На самом деле за стремлением Черчилля завершить начатое стояла не маниакальная привязанность к своей книге, а гораздо более банальная, но от этого не менее серьезная потребность в деньгах. От исполнения контракта с Cassell & Со. Ltd. даже после попадания в состав военного кабинета зависело многое, вплоть до выставления в очередной раз любимого поместья на продажу. Но у продолжения литературной деятельности имелось серьезное законодательное ограничение. Полученные в результате совмещения сочинительства и политической деятельности доходы Черчилля попадали под сложную систему налогообложения, оставляя автору малую толику от полученного гонорара.

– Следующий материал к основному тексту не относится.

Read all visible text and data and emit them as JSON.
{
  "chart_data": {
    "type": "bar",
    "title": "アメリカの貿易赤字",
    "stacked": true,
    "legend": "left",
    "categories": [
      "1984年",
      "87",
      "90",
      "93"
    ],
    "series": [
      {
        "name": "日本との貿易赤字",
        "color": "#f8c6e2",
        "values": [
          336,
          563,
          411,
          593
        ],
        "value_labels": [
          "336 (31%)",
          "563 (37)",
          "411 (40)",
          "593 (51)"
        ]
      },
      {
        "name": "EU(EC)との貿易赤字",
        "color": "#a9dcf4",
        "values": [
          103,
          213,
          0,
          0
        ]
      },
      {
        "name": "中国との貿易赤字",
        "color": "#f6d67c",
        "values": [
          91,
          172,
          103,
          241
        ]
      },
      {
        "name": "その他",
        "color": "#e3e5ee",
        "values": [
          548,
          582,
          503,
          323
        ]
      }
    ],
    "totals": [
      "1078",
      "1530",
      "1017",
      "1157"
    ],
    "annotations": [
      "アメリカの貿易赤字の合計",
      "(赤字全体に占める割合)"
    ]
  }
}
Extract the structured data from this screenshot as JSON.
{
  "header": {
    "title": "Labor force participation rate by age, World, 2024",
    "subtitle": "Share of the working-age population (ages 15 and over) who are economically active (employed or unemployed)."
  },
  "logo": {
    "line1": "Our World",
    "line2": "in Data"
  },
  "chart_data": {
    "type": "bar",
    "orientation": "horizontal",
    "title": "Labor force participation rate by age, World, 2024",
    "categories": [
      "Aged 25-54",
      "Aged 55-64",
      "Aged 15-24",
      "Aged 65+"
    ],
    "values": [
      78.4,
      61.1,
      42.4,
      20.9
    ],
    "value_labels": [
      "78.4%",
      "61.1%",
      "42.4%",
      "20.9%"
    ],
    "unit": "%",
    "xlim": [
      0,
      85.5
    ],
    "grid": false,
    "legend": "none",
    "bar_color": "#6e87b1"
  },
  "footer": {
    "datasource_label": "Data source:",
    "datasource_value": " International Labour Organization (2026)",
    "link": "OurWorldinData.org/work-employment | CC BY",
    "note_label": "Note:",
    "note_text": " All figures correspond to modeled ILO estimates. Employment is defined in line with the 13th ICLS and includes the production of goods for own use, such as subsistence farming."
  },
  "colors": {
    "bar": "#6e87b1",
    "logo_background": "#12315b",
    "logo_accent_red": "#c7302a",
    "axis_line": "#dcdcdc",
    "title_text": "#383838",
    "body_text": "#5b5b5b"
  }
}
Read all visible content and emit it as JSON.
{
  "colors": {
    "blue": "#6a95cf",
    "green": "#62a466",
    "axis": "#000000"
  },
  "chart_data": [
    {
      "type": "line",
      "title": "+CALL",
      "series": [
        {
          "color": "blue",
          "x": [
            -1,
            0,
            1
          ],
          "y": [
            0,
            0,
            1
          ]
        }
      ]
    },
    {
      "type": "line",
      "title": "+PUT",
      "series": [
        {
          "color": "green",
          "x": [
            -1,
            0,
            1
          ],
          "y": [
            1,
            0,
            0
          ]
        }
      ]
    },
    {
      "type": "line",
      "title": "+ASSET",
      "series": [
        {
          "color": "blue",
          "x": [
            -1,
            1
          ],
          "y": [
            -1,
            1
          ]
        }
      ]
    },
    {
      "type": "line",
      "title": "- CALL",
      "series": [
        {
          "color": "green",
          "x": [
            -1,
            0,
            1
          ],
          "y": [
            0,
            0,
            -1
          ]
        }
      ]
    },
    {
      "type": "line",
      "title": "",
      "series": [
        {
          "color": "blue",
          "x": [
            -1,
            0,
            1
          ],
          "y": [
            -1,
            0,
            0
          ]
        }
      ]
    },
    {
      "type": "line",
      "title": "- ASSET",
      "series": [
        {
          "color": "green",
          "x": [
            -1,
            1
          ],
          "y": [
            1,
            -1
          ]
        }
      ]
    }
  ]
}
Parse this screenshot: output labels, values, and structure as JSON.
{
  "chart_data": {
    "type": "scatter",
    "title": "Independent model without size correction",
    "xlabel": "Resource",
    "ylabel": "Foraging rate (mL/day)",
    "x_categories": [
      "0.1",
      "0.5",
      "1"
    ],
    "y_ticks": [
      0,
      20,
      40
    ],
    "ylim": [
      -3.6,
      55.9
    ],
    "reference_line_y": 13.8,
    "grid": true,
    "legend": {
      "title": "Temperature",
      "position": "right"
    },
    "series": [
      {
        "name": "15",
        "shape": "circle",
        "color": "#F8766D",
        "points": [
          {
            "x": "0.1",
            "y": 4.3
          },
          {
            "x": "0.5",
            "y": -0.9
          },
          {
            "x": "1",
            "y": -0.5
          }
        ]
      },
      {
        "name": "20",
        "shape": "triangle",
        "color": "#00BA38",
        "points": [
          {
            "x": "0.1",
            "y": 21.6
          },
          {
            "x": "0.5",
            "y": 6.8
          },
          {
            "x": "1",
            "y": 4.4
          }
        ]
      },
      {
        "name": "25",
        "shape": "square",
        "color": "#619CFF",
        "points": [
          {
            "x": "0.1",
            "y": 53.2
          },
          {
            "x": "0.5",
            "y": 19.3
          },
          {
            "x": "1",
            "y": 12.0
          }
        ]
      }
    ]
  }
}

Несмотря на это обстоятельство, первый лорд отчаянно пытался поставить точку в многотомном сочинении. Своему другу и бывшему парламентскому секретарю Роберту Бутсби он признался через неделю после начала Армагеддона, что с момента своего назначения в Адмиралтейство он работает без устали, отвлекаясь только на сон и принятие пищи178.

Спустя три дня после этого признания глава британского ВМФ нашел время между составлением объемного (четыре страницы) послания премьер-министру Невиллу Чемберлену, написанием писем экс-премьеру Нидерландов Хендрику Колейну (1869–1944), главе внешнеполитического ведомства лорду Галифаксу, министру военного снабжения Эдварду Лесли Барджену (1887–1945), а также составлением нескольких письменных указаний адмиралам и офицерам направить материалы своей книги Джорджу Янгу. В развернутом сопроводительном письме он сообщал о статусе выполненных работ, а также о том, что требовало дополнений, разбивки по главам, редактуры и коррекции. Учитывая изменившиеся обстоятельства, Черчилль принял решение максимально быстро пройтись по оставшимся кускам и сформировать к 15 ноября единый блок с последующим чтением свежим взглядом перед отправкой издателям. Также решено было отказаться от сокращения текста до согласованного с издателями объема 430 тысяч слов179.